Some say that necessity is the mother of invention, and in many cases this is true. But convenience – and laziness, as it could even be put – can certainly be a key part of the process, as in “I need to work less hard to get what I want.” This just might be the kind of thinking that inspired Artisan Bread in Five Minutes a Day. The cookbook takes a simple no-knead breadmaking technique and spins it out into about 100 different recipes for breads that are similar to what long-time pro bakers can produce.
The technique in question is one that uses a very wet dough which rises in the refrigerator, forcing a slow rise that develops flavor but involves very little (5 minutes or so) active handling of the dough. The specific “master recipe” used in the book was developed by author Jeff Hertzberg over the course of several years of baking and tweaking the formula. The method is not uncommon at all, but Hertzberg has certainly packaged it in a unique way by giving homebakers so many options of what to do with it. The book includes recipes for simple crusty breads, baguettes, pastries and flatbreads – and because the recipes all pretty much start out the same way, once you get the hang of the technique you can certainly adapt it to your own taste preferences.

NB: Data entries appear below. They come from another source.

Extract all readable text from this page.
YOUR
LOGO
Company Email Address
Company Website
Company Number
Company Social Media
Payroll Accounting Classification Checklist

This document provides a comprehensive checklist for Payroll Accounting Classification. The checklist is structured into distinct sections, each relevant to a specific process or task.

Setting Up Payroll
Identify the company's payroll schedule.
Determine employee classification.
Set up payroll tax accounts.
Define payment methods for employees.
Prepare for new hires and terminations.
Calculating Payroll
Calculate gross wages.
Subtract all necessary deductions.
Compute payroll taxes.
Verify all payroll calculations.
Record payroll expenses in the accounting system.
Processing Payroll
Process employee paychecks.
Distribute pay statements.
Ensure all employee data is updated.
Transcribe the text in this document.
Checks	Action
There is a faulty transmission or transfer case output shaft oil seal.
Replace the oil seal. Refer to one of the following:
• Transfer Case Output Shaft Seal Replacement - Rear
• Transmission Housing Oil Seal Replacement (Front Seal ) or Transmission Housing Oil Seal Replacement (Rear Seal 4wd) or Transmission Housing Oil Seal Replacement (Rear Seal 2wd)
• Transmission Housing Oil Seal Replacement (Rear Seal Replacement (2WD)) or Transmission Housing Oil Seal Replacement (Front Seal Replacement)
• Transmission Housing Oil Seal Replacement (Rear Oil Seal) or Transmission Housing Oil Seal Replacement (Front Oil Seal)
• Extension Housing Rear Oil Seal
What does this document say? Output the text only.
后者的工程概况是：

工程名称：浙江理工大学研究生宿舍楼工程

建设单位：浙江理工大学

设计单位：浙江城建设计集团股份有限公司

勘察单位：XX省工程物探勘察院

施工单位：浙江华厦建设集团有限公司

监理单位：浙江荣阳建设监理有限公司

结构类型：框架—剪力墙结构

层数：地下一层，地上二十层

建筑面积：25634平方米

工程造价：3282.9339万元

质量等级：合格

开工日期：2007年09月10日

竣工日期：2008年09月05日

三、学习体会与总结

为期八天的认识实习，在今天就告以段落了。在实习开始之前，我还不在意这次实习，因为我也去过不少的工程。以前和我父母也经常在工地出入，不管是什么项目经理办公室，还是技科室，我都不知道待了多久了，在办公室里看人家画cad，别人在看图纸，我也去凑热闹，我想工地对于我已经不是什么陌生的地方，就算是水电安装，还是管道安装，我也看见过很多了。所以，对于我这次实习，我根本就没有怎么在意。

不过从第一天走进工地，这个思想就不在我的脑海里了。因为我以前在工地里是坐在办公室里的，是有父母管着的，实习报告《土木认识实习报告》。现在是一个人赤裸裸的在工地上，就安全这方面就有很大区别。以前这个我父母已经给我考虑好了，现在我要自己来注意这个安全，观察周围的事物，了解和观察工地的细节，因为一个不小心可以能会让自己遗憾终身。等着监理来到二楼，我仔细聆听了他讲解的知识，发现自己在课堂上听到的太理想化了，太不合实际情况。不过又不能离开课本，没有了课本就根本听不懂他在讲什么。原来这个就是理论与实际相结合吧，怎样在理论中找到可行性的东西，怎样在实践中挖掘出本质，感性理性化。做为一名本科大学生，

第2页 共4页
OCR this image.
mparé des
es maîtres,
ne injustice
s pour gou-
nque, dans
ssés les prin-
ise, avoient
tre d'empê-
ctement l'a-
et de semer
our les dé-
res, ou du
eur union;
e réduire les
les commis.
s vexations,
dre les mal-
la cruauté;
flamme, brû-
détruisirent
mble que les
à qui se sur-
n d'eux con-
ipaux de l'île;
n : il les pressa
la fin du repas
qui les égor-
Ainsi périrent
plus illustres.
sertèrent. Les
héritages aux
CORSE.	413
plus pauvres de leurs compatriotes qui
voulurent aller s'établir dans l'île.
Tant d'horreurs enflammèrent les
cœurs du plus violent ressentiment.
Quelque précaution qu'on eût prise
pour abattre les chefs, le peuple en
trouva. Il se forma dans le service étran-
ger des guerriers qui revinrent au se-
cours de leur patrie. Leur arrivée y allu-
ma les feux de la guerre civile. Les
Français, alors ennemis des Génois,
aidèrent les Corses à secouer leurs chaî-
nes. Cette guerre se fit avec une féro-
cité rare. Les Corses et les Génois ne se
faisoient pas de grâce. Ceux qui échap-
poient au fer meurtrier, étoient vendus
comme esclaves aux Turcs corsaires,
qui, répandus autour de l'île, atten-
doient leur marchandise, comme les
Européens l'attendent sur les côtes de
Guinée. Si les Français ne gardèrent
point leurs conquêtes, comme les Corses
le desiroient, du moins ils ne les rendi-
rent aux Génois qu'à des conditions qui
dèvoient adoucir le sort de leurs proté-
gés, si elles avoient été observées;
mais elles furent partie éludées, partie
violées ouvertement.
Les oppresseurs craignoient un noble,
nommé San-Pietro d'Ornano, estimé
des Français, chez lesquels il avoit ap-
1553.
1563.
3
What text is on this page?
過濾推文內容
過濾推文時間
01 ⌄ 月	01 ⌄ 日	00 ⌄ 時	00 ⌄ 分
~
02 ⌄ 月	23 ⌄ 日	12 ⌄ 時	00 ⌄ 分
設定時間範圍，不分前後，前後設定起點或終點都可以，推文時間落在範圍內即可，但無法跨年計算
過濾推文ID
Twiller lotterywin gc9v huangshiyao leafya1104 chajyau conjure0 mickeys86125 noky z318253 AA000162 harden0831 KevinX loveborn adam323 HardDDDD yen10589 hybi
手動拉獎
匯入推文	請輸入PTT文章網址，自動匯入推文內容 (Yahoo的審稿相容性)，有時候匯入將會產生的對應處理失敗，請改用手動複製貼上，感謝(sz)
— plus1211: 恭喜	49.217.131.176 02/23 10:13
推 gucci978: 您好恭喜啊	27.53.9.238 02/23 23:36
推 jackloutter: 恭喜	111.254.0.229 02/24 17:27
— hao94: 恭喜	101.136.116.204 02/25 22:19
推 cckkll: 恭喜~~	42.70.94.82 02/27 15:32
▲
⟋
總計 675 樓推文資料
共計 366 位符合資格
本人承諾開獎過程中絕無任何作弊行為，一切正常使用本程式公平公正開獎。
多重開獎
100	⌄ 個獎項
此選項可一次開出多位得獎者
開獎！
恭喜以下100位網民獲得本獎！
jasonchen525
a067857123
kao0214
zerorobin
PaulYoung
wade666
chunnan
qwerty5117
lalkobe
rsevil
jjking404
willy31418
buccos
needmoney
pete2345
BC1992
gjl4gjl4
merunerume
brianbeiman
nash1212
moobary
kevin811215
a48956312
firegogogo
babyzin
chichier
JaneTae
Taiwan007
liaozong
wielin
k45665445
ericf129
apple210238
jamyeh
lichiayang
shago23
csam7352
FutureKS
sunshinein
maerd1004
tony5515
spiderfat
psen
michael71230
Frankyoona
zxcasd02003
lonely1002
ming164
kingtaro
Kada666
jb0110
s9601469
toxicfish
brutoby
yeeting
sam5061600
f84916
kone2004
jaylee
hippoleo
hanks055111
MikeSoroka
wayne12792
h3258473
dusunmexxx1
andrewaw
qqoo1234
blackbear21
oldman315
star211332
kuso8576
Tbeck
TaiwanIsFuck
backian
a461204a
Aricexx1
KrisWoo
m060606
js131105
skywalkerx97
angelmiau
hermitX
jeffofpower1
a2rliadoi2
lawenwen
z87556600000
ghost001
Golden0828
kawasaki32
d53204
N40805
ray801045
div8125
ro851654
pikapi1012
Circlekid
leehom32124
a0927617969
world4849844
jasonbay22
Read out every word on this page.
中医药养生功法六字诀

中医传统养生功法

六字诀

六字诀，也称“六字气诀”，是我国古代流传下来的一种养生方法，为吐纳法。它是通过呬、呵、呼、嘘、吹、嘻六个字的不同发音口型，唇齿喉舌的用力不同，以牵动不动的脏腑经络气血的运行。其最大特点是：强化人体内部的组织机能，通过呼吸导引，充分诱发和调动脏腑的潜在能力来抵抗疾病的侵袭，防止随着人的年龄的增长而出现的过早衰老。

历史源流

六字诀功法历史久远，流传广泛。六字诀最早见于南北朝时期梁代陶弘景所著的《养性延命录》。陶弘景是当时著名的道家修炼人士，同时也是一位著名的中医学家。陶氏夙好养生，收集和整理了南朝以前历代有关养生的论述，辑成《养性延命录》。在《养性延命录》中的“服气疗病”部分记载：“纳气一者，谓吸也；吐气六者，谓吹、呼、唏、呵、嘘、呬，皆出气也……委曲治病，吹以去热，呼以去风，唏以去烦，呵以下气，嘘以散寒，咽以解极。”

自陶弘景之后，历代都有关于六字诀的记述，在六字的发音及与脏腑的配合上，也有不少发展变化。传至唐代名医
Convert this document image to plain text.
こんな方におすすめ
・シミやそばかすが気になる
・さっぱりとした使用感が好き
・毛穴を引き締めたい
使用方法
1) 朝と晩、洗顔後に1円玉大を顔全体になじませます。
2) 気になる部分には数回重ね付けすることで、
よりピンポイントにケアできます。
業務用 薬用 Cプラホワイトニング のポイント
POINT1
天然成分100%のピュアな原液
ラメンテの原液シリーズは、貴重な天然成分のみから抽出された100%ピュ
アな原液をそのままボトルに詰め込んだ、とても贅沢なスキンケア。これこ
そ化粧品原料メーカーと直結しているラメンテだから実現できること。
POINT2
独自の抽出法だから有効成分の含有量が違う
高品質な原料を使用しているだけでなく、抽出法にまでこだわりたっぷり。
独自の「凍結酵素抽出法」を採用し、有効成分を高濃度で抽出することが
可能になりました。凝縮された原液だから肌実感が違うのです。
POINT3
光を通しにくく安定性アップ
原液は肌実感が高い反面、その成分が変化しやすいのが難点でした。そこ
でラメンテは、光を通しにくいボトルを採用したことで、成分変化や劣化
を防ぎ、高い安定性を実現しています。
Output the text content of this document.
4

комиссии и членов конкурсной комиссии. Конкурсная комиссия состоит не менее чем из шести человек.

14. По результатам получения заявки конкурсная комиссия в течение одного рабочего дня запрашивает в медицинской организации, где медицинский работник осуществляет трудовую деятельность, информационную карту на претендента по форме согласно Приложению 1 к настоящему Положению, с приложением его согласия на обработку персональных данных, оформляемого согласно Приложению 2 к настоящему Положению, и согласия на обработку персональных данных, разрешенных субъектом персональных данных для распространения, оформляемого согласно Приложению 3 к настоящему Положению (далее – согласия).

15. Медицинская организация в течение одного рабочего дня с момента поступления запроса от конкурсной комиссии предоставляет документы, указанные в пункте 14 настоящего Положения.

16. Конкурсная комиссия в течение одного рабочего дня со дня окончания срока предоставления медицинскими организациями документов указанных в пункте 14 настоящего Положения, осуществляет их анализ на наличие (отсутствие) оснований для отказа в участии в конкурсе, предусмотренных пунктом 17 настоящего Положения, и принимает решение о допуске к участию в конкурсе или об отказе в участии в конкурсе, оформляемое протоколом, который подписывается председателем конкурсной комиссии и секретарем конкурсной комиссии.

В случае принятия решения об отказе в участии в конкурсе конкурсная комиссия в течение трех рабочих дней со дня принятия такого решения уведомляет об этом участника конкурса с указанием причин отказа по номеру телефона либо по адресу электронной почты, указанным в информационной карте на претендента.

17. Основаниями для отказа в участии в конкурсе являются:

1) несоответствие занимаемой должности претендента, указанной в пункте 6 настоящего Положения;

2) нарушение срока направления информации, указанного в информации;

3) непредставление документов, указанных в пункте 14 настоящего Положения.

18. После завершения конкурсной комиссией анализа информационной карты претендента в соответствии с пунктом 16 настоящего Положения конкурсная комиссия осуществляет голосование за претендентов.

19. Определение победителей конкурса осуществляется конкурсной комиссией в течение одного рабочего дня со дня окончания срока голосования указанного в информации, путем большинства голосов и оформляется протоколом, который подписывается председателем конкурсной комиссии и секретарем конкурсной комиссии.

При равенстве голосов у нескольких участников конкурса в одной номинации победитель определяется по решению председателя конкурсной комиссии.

All of the instructions are easy to follow and the book spends a good amount of time talking about the technique (and why it works) before even getting to the recipes, so it makes a good crash course in breadmaking for those who haven’t really done it much before. For more experienced home bakers, the book gives you a good chance to try a new method that should (assuming all goes will) turn out artisan-style breads without too much work.